Christopher Owens at Memorial Chapel

If doubts existed about the ability of a rock opera to translate from the recording studio to the resonating acoustics of Wesleyan’s own Memorial Chapel, let them be dispelled.  Christopher Owens, formerly of the indie-beach-punk duo Girls, brought along a posse of eight other musicians to perform the entirety of his recent solo album, Lysandre, to a full and surprisingly attentive crowd.

Mara Connor (Wes/Vassar ’13) opened the show with an enjoyable acoustic set, bringing Henry Hall ’14 to add electric guitar and some rock flair for a few songs.  After Connor ended with a cover of one of Owens’ own tunes, the golden-haired Adonis himself came onstage to sing about, well, girls.

Lysandre, of course, is really only a rock opera in form, not length.  Owens and company plowed through the album in little over a half hour.

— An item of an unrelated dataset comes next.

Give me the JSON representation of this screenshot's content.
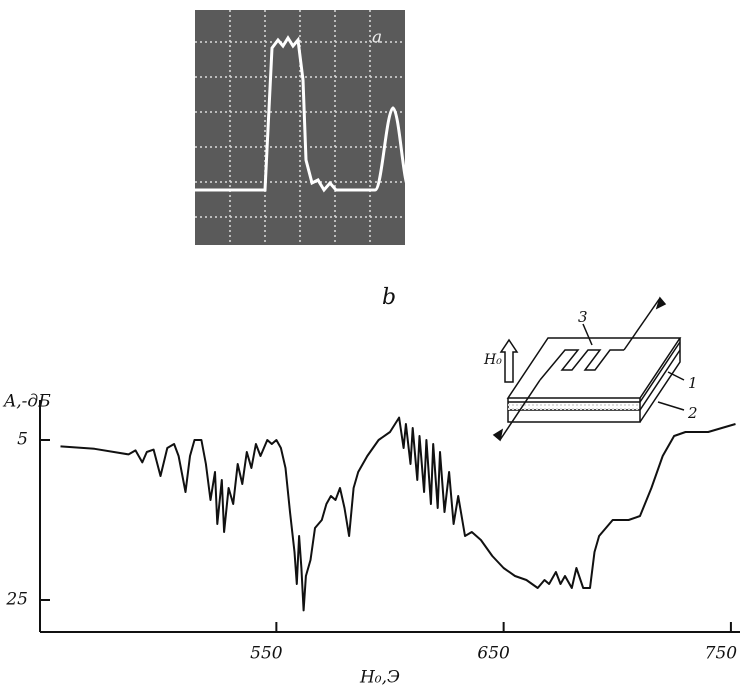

Although the 11 album tracks differentiate themselves well enough along the California pop-rock spectrum, the simple but versatile “Lysandre’s Theme” reprises throughout in the keyboard, sax, flute, and guitar parts.  Album highlights “New York City” and “Here We Go Again” were the most energetic and successful performances, while the awkward am-I-a-bad-songwriter tune “Love Is In The Ear of the Listener” was the only down moment in the set.

Christopher Owens at Memorial Chapel

Also notable was the complete lack of stage banter, with Owens transitioning seamlessly from track to track without mention of song title or even a “How are you doing tonight, Wesleyan?” shout-out.  After the traditional leaving-the-stage-so-you-think-we’re-done-but-we’re-not shtick, Owens performed a handful of well-picked cover songs with his full band behind him: Cat Stevens’ “Wild World,” Paul Simon’s “The Boxer,” and Bob Dylan’s “Don’t Think Twice It’s All Right” all came out pitch-perfect, and they fit well with the evening’s vibe.

Owens ended the sub-hour-long performance by distributing about a dozen white roses to the majority of boys and girls in the first row.  I was not bitter at all that he passed me over.